Same verse I have on my phone when my ex husband calls.
Isaiah 43:18-19
"Forget the former things; do not dwell in the past. See, I am doing a new thing! Now it springs up; do you not perceive it? I am making a way in the wilderness and streams in the wasteland."
I'm trying to forget former things. I'm trying to leave behind memories from playing with the grands to ones too personal for publication from this house in the middle of the cornfield that has become my haunted house.
I think so often we read forget the former things as forget the bad, but for me it isn't the bad that has me stuck. The betrayal is real and the anger goes from mild to cataclysmic and I'm not going to deny that, but it's the good ones that makes the snot roll down my face.
Forget the former things, Mis... do not dwell in the past.
I understand how they arrived where 'they' did even though I wish they would have figured it out before a dear man she was dating and myself became collateral damage. They couldn't, or at least didn't, forget the former things and not dwell in the past. I even learned she announced to a family member she was going to get him back before she drove up to the farmhouse on that September day. Living right in the middle of the past!
Staying in the past keeps a person from seeing the beauty in front of them. It glamorizes the things that need to be gone. It makes us think things were better in Egypt and makes us want to be like the dog that returns to its vomit. There is a reason it is in the past; good and bad. Looking in the past can make us see mirages we see as desert oasis too; painting a picture that doesn't exist while we die from heat exhaustion. The present and future; that is where there are streams in the wasteland. I'm trying to be gentle with myself and I am so grateful for those who have stuck by me. They are streams in the wasteland. People who love me; even people who were brought into my life through this dark time. Real streams, not mirages.

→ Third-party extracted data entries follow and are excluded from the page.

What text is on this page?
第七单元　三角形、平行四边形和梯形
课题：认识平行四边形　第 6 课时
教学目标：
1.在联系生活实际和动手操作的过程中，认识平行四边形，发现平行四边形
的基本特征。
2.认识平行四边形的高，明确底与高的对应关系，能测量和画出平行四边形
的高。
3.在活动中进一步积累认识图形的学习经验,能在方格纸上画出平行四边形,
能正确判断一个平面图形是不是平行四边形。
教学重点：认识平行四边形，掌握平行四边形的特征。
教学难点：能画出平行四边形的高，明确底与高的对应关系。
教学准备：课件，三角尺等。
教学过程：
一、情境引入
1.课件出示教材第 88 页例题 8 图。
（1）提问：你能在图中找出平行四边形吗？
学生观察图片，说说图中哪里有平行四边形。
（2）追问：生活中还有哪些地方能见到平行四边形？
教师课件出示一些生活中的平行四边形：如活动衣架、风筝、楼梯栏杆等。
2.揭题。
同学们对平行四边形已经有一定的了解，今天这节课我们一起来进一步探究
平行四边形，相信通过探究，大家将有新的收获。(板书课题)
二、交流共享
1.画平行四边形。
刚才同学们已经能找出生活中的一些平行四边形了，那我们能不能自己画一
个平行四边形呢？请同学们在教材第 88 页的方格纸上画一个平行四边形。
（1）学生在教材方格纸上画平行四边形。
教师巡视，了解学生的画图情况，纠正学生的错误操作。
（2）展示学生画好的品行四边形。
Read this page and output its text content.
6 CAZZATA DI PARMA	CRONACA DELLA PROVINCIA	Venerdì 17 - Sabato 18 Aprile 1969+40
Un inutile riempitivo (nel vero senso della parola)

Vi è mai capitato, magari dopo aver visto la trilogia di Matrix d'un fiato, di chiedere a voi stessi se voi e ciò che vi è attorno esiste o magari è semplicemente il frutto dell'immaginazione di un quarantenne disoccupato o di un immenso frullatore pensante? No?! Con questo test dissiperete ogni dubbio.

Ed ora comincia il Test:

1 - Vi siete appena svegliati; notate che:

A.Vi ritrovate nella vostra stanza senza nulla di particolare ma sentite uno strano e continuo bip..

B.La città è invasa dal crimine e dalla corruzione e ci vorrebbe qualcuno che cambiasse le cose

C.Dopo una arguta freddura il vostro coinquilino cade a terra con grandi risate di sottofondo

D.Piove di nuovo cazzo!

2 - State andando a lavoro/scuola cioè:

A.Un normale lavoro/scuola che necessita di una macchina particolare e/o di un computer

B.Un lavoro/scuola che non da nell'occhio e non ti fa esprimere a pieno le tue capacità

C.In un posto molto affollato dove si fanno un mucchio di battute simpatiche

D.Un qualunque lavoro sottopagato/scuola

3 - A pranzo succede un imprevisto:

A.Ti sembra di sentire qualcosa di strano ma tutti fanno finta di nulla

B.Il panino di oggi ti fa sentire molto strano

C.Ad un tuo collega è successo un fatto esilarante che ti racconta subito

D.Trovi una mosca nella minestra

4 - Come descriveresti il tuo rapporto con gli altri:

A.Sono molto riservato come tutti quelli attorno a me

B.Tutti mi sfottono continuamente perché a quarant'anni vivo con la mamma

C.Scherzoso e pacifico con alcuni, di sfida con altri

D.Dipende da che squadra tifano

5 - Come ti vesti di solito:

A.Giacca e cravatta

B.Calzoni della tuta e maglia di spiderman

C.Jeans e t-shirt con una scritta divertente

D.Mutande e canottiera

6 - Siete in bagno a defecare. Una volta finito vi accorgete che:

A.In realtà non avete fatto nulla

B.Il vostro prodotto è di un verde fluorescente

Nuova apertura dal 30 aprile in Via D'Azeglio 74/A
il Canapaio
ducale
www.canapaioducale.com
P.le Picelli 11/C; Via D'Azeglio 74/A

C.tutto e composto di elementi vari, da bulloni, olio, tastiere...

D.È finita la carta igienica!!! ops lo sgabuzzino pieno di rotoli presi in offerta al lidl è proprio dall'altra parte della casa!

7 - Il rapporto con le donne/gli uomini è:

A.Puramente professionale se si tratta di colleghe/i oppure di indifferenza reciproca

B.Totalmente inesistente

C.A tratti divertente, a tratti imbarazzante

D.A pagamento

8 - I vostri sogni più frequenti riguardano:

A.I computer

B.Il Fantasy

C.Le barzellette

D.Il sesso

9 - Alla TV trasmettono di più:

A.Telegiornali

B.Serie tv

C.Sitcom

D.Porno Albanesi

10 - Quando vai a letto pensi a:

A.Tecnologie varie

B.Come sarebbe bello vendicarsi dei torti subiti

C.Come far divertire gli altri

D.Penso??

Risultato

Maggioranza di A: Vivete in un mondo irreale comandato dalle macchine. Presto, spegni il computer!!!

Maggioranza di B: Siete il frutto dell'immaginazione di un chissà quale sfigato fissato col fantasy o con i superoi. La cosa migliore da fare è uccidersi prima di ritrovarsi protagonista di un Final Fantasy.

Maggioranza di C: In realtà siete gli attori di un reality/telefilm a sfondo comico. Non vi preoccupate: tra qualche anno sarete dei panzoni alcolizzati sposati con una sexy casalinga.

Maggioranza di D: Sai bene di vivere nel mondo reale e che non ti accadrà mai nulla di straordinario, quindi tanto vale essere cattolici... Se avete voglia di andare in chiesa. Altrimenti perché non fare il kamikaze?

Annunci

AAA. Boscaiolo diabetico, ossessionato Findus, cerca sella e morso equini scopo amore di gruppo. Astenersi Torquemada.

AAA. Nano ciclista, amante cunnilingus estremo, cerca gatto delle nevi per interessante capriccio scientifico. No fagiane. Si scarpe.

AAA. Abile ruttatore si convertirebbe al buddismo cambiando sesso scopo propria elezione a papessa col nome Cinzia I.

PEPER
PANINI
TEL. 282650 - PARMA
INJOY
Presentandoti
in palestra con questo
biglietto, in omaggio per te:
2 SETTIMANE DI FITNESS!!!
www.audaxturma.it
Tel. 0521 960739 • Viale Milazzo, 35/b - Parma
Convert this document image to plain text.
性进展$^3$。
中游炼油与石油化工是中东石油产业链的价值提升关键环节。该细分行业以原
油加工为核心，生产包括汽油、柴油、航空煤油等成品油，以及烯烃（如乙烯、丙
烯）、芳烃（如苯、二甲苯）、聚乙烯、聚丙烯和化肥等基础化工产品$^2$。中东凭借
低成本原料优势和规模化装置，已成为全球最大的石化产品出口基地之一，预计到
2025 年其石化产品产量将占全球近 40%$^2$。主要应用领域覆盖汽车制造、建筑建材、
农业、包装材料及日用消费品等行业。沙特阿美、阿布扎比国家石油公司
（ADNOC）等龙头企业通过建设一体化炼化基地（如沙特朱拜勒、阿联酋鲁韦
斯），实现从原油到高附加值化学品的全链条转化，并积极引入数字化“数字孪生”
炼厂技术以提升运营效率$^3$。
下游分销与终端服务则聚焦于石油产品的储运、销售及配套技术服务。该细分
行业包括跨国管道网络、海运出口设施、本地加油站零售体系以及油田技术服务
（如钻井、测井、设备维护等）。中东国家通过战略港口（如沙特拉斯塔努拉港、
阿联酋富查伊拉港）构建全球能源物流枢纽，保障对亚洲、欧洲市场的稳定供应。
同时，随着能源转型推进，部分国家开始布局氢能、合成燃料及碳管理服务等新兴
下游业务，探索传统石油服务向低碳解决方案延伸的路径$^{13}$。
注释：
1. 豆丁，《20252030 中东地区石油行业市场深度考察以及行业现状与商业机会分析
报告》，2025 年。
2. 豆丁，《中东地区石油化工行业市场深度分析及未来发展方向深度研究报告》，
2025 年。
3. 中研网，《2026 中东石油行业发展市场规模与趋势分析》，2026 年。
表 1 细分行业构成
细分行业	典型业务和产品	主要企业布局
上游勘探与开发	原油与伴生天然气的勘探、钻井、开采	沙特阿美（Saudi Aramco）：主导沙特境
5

Get a damn calendar Misty. I remind myself. It's not 2020 anymore and it isn't 2022 either.
Forget the former things, do not dwell in the past. See, GOD IS doing a new thing. Now it springs up. Do you not perceive it? HE is making a way in the wilderness and streams in the wasteland. God is JUST. He's got you!
There is that word again.
JUST.
This time a healing word.
A balm to the wounds carelessly inflicted by others.
I exhale and try to rest assured knowing God is JUST and needs no justification.
Justice has a name; ELOHIM
The very healing water himself. The stream.
And I rip off the proverbial calendar for today's date and look forward. Thanking God for July 6, 2023.